Nazi Graffiti Got A Swift Reaction From The People Of New York.
If you thought that the Nazi movement was a dark chapter buried by the passage of time, guess again. The threat is still out there, even decades after their apparent collapse in 1945 after World War II, and the eventual demise of Adolf Hitler that same year. But recently, on the subway trains of New York City, passengers were shocked to discover that the Nazi regime was alive and well and in their city when they spotted Nazi symbolism on ads in every window. As you can imagine, the sight of a swastika chilled everyone to the bone. Was this what America had become? Not by a long shot, and here's why.
When 27-year-old Gregory Locke and 30 other passengers got on a NYC subway train, they were greeted with symbols and messages of hate.
Every advertisement posted throughout the subway car had a swastika and a terrifying message filled with hate and prejudice.
Now some people might have chosen to shake their heads and look away, but not Gregory or his fellow passengers.
One guy had actually told his fellow passengers that hand sanitizers like Purel worked great at getting rid of anything written with a Sharpie, the instrument used to bring about a message of hate.

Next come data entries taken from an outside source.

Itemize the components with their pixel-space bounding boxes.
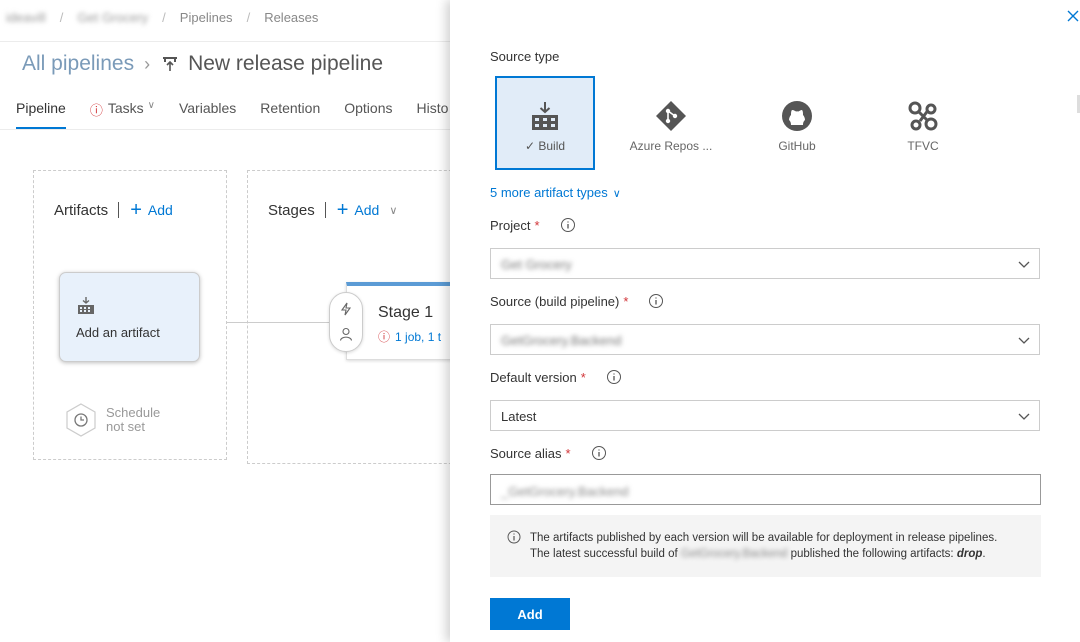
required-mark: * xyxy=(534,217,540,233)
source-pipeline-label: Source (build pipeline) * xyxy=(490,293,664,309)
tab-retention[interactable]: Retention xyxy=(260,100,320,129)
pipeline-tabs: Pipeline ⓘ Tasks ∨ Variables Retention O… xyxy=(16,100,450,129)
artifact-info-message: The artifacts published by each version … xyxy=(490,515,1041,577)
source-type-build[interactable]: ✓ Build xyxy=(495,76,595,170)
source-alias-input[interactable] xyxy=(490,474,1041,505)
breadcrumb-project[interactable]: Get Grocery xyxy=(77,10,148,25)
close-icon[interactable] xyxy=(1066,9,1080,23)
github-icon xyxy=(782,101,812,131)
pipeline-canvas: Artifacts + Add Add an artifact Schedule… xyxy=(0,130,450,642)
add-artifact-panel: Source type ✓ Build Azure Repos ... GitH… xyxy=(450,0,1080,642)
source-type-label: Build xyxy=(538,139,566,153)
chevron-down-icon: ∨ xyxy=(612,188,621,200)
schedule-trigger[interactable]: Schedule not set xyxy=(63,402,160,438)
add-stage-link[interactable]: Add xyxy=(354,202,379,218)
default-version-select[interactable]: Latest xyxy=(490,400,1040,431)
clock-icon xyxy=(66,403,96,437)
default-version-label: Default version * xyxy=(490,369,622,385)
pre-deployment-conditions[interactable] xyxy=(329,292,363,352)
build-icon xyxy=(78,297,94,314)
info-icon[interactable] xyxy=(560,217,576,233)
info-line-2: The latest successful build of GetGrocer… xyxy=(530,548,986,560)
required-mark: * xyxy=(565,445,571,461)
source-type-tfvc[interactable]: TFVC xyxy=(873,76,973,170)
release-pipeline-icon xyxy=(163,57,178,71)
source-pipeline-value: GetGrocery.Backend xyxy=(501,333,622,348)
add-artifact-card[interactable]: Add an artifact xyxy=(59,272,200,362)
tab-history[interactable]: Histo xyxy=(416,100,448,129)
source-type-label: TFVC xyxy=(907,139,939,153)
all-pipelines-link[interactable]: All pipelines xyxy=(22,52,134,76)
breadcrumb: ideavill / Get Grocery / Pipelines / Rel… xyxy=(6,10,319,25)
stage-name: Stage 1 xyxy=(378,304,434,321)
build-icon xyxy=(532,102,558,130)
more-artifact-types-link[interactable]: 5 more artifact types ∨ xyxy=(490,185,621,200)
stages-title: Stages xyxy=(268,201,315,219)
source-type-selector: ✓ Build Azure Repos ... GitHub TFVC xyxy=(495,76,999,170)
required-mark: * xyxy=(623,293,629,309)
stages-header: Stages + Add ∨ xyxy=(268,200,397,220)
warning-icon: ⓘ xyxy=(89,103,103,118)
pipeline-name[interactable]: New release pipeline xyxy=(188,52,383,76)
plus-icon[interactable]: + xyxy=(337,200,349,220)
source-type-azure-repos[interactable]: Azure Repos ... xyxy=(621,76,721,170)
info-icon[interactable] xyxy=(606,369,622,385)
source-type-label: GitHub xyxy=(778,139,816,153)
project-value: Get Grocery xyxy=(501,257,572,272)
breadcrumb-pipelines[interactable]: Pipelines xyxy=(180,10,233,25)
release-pipeline-page: ideavill / Get Grocery / Pipelines / Rel… xyxy=(0,0,450,642)
breadcrumb-releases[interactable]: Releases xyxy=(264,10,318,25)
stage-jobs-link[interactable]: ⓘ 1 job, 1 t xyxy=(378,328,441,345)
artifacts-header: Artifacts + Add xyxy=(54,200,173,220)
warning-icon: ⓘ xyxy=(378,330,391,344)
page-title: All pipelines › New release pipeline xyxy=(22,52,383,76)
check-icon: ✓ xyxy=(524,139,539,153)
schedule-status-line2: not set xyxy=(106,419,146,434)
source-type-label: Azure Repos ... xyxy=(629,139,713,153)
lightning-icon xyxy=(340,302,352,316)
source-pipeline-select[interactable]: GetGrocery.Backend xyxy=(490,324,1040,355)
info-icon xyxy=(507,530,521,544)
project-label: Project * xyxy=(490,217,576,233)
person-icon xyxy=(339,327,353,341)
source-alias-label: Source alias * xyxy=(490,445,607,461)
tfvc-icon xyxy=(908,101,938,131)
chevron-down-icon: ∨ xyxy=(147,100,155,111)
project-select[interactable]: Get Grocery xyxy=(490,248,1040,279)
chevron-right-icon: › xyxy=(144,53,151,74)
default-version-value: Latest xyxy=(501,409,537,424)
chevron-down-icon xyxy=(1018,261,1030,268)
info-icon[interactable] xyxy=(591,445,607,461)
add-button[interactable]: Add xyxy=(490,598,570,630)
breadcrumb-org[interactable]: ideavill xyxy=(6,10,46,25)
azure-repos-icon xyxy=(656,101,686,131)
tab-options[interactable]: Options xyxy=(344,100,392,129)
required-mark: * xyxy=(580,369,586,385)
tab-pipeline[interactable]: Pipeline xyxy=(16,100,66,129)
chevron-down-icon xyxy=(1018,337,1030,344)
artifacts-title: Artifacts xyxy=(54,201,109,219)
tab-variables[interactable]: Variables xyxy=(179,100,236,129)
add-artifact-label: Add an artifact xyxy=(76,325,160,340)
tab-tasks[interactable]: ⓘ Tasks ∨ xyxy=(90,100,155,129)
plus-icon[interactable]: + xyxy=(130,200,142,220)
add-artifact-link[interactable]: Add xyxy=(148,202,173,218)
info-line-1: The artifacts published by each version … xyxy=(530,532,998,544)
source-type-github[interactable]: GitHub xyxy=(747,76,847,170)
schedule-status-line1: Schedule xyxy=(106,405,161,420)
info-icon[interactable] xyxy=(648,293,664,309)
chevron-down-icon[interactable]: ∨ xyxy=(389,204,397,217)
source-type-label: Source type xyxy=(490,49,560,64)
chevron-down-icon xyxy=(1018,413,1030,420)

Before long, everyone started lending a helping hand to rid the hateful symbols off of the subway train.
In less than no time, one passenger got up and started wiping off the graffiti with tissues and hand sanitizer.
Gregory had been stunned to see the Nazi symbols on the subway, but he was awestruck by the amount of people willing to help to wipe down the Nazi graffiti.
So Gregory went on Facebook to share his story and he stated, "I've never seen so many people simultaneously reach into their bags and pockets looking for tissues and Purel. Within about two minutes, all the Nazi Symbolism was gone."
Gregory's post about the swastikas went viral and he ended up receiving half a million likes, shares, and comments.
It warmed Gregory's heart to see mostly positive comments praising him and his fellow passengers for cleaning racism off the windows and advertisements on the subway.
Gregory admitted that this isn't the first time he's seen swastikas on the subway, but he had never seen the entire car itself so overwhelmed with hate.
Fortunately, Gregory's action and post proved that hatred and racism has no place in America.
Sadly, not everyone saw Gregory's post as a positive thing, which is what he originally intended it to be.
Among the positive comments, he found that some had accused him of taking an unfavorable stance against the current political regime. But Gregory claims that the post was intended to show the amazing way people can come together to put a stop to hate.
If you've ever needed more proof that New Yorkers have a strong sense of community, then this is it.
Some people may have found the presence of swastikas on board the subway train disheartening, but it can also be very uplifting to see people taking action against hate. Also, as Chelsea Clinton tweeted, "It's another reason to carry hand sanitizer."